I have recently been doing a bit of reading about something called liminal space, or liminality. Liminality isn’t as spooky as it sounds. It is essentially a kind of threshold period—that sense of no longer belonging to the old and not quite yet belonging to the new. This is the season where life has moved us ahead of our plans and we are in what feels like a free-fall state. It is a bit of a “what now?” season.
These shifts can be vocational, personal, relational, or logistical but definitely can be a huge part of the early recovery process as we lay down our old coping skills in exchange for learning new ones.
It is always unsettling for us to be between the now and the not yet, especially when it isn’t by our design or choosing. Sometimes we aren’t even aware we’ve entered these spaces until we experience the emotional fallout. As mystic Richard Rohr describes, liminality is when we have left one room but not quite entered another. This is the doorway we must walk through after life’s most defining moments, the space in which we find ourselves after things like divorces, deaths, job changes, or sudden losses. And even positive shifts like sobriety and recovery can feel like losses at first as we grieve the giving up of our old selves and emotional relationships to substances and behaviors.

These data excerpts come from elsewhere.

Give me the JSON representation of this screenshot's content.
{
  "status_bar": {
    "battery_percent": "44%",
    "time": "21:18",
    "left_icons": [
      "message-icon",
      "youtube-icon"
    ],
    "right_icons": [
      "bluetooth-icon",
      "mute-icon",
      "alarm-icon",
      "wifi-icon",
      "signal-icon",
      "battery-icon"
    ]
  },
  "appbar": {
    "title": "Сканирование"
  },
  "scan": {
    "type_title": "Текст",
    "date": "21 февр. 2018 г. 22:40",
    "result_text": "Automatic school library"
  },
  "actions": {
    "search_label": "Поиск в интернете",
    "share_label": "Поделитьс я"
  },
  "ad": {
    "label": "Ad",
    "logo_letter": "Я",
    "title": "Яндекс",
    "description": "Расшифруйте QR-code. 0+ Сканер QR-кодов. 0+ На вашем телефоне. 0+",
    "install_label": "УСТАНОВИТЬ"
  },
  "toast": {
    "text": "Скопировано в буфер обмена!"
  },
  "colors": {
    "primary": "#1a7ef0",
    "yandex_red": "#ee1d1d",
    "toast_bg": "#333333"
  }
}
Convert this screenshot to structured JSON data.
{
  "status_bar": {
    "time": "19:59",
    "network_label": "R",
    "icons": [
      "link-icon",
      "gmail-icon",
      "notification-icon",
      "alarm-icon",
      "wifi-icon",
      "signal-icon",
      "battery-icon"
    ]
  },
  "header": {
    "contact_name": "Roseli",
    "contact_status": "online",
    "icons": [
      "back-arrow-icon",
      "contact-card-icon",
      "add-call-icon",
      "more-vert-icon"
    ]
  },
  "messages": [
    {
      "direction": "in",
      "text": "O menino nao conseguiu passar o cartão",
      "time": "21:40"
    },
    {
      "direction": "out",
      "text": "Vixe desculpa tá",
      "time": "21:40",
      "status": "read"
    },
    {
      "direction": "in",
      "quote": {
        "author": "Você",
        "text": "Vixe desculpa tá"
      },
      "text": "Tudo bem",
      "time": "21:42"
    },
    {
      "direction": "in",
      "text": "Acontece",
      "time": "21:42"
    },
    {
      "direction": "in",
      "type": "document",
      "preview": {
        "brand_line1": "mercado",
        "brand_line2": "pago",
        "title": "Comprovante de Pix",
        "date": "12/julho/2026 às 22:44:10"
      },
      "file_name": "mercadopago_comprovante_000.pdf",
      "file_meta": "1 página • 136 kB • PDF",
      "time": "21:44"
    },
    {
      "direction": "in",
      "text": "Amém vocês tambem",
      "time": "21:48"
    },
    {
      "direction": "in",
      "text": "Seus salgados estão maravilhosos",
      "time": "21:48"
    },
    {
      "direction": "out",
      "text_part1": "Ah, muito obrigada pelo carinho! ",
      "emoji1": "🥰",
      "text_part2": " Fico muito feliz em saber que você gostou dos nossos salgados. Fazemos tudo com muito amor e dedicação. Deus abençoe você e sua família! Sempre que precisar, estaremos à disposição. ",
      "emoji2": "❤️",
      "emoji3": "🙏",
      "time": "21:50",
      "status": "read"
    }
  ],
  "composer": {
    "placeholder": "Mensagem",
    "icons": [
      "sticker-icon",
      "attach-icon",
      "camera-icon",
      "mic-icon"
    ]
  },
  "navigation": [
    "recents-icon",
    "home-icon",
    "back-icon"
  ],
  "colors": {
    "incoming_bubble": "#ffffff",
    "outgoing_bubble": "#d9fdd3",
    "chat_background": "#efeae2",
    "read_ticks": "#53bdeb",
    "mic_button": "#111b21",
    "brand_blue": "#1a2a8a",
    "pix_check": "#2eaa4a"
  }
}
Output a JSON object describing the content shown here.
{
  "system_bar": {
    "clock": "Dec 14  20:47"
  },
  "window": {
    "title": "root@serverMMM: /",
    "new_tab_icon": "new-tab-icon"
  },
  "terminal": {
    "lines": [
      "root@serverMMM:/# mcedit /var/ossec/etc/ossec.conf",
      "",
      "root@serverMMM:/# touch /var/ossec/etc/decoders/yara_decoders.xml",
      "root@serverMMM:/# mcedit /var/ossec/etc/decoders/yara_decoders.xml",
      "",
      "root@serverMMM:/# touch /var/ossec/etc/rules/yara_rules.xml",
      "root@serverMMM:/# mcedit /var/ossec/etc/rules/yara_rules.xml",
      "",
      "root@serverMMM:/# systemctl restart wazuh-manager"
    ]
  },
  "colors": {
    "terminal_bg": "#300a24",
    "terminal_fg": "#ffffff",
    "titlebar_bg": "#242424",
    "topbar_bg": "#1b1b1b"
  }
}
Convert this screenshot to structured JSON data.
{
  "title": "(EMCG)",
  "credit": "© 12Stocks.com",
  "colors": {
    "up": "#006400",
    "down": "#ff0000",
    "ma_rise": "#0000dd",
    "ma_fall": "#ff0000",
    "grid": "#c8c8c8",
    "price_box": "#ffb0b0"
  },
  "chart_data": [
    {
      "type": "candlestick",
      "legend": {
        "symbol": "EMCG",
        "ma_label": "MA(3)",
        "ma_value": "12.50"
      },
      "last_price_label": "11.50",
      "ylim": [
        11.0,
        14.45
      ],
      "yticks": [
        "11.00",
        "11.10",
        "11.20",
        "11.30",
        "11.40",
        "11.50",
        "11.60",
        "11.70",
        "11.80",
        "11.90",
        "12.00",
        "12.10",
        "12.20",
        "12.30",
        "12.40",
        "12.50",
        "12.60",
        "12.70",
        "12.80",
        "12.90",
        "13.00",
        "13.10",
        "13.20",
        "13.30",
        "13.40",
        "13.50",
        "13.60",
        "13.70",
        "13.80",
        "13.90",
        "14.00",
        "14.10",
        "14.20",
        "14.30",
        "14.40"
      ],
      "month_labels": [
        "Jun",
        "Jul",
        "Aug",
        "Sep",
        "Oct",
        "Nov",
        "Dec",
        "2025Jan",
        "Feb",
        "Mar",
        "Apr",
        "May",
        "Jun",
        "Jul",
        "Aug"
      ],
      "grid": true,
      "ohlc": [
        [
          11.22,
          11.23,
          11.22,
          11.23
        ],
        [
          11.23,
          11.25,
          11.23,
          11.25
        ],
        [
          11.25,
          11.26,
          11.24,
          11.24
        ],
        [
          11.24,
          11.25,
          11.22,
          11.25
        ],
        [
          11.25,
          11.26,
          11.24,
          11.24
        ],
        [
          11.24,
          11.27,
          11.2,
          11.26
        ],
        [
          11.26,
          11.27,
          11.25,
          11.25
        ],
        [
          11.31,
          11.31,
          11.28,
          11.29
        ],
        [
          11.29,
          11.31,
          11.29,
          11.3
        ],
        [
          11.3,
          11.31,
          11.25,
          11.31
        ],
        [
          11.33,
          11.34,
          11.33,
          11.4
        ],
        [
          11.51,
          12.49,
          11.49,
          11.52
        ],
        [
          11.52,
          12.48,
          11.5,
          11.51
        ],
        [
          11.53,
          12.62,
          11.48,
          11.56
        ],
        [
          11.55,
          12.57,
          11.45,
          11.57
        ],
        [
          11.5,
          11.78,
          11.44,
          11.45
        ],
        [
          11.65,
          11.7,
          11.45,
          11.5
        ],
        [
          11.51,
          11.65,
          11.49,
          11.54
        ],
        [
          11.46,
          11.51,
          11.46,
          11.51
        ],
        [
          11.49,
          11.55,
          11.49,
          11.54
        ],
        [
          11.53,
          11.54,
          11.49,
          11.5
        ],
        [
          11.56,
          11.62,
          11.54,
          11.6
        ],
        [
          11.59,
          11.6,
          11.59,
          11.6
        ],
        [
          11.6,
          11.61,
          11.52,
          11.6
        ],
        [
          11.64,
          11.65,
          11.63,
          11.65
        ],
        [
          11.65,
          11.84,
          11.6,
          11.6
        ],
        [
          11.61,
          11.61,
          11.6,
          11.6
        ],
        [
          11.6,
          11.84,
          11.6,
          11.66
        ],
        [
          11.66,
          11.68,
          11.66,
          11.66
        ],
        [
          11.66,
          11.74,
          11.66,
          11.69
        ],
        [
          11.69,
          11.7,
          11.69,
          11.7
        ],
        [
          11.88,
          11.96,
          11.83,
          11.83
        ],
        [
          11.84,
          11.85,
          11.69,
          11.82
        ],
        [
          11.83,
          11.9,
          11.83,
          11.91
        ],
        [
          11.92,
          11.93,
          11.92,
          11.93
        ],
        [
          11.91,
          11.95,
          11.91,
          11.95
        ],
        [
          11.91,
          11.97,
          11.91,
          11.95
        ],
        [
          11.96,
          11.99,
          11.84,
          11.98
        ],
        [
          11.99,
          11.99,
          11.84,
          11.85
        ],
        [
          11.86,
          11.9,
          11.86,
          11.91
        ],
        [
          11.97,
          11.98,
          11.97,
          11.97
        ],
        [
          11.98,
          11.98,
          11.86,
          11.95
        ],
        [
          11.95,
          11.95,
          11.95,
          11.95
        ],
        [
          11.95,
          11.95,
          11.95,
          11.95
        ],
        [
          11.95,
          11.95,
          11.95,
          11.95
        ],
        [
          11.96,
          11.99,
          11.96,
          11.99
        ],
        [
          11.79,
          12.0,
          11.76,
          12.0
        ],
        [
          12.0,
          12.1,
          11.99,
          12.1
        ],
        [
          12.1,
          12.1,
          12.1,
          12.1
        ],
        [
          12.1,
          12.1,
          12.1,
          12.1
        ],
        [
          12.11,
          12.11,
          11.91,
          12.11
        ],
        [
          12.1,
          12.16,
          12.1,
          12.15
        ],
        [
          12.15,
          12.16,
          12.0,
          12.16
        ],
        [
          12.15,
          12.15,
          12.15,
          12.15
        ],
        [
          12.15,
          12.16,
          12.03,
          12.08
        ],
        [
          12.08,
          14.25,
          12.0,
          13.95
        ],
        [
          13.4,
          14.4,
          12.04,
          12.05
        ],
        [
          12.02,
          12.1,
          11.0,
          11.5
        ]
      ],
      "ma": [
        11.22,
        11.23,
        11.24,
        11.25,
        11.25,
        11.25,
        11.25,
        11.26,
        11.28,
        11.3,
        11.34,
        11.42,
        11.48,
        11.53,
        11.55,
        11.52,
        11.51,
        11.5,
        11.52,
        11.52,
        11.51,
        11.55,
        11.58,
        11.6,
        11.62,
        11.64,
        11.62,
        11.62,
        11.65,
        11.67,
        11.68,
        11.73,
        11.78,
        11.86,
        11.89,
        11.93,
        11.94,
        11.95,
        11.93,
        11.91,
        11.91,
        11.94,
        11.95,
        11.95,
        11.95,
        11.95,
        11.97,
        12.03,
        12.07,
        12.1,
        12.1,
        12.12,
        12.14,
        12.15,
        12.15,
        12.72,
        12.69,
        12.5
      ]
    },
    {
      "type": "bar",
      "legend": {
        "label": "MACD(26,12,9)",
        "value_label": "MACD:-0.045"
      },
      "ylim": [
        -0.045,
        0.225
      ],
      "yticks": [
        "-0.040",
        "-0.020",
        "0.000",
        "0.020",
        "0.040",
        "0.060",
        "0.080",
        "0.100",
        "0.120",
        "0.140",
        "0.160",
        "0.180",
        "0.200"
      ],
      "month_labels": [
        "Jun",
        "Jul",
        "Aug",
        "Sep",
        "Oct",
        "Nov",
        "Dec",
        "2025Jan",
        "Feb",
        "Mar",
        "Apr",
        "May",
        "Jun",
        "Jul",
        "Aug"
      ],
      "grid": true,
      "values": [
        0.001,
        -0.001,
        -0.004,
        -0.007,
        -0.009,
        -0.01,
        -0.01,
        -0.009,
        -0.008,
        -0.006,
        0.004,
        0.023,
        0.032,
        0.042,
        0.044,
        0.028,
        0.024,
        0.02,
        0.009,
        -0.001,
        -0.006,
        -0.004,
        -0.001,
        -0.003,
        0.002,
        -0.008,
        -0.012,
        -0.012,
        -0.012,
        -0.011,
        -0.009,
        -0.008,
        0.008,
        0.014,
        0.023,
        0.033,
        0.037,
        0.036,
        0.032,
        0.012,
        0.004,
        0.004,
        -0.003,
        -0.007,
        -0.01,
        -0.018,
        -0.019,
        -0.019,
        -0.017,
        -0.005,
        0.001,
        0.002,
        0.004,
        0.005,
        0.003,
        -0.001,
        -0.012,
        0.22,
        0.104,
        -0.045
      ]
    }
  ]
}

How to Adapt to Thresholds of Recovery
It can also be seen in the shifts in our belief systems or a new ideology that we must adopt to accommodate our new way of being. Regardless, liminality is the space from which we have to address what life will look like from here forward.
Sometimes it is a season of letting go of the illusion of certainty. Most of us describe it as a crisis of faith or a time of spiritual depression when, in fact, it is just a transitional season. We know intuitively that we won’t be the same but we aren’t yet sure what or whom we will be.
The great thing about liminal spaces is that we are no longer on autopilot and we can begin to anticipate something completely fresh. We can finally see ourselves outside of the box we’ve been in for years or sense a wave of spiritual renewal rolling us forward, away from old ways of thinking and being that we might have never left behind on our own. For all the angst and worry that accompanies being in liminal space, there is a great deal to be celebrated and anticipated.
This is an excellent season to expect the fruits of deeper insights, wisdom, and compassion to follow. Liminality doesn’t last forever, so we can be certain we will eventually turn a corner of some kind. Whether we face it with fear or anticipation is up to us.
What are some thresholds you find yourself in today? What fears accompany that transition? How can you embrace a place of anticipation and joy as opposed to fear and regret holding on to what is falling away?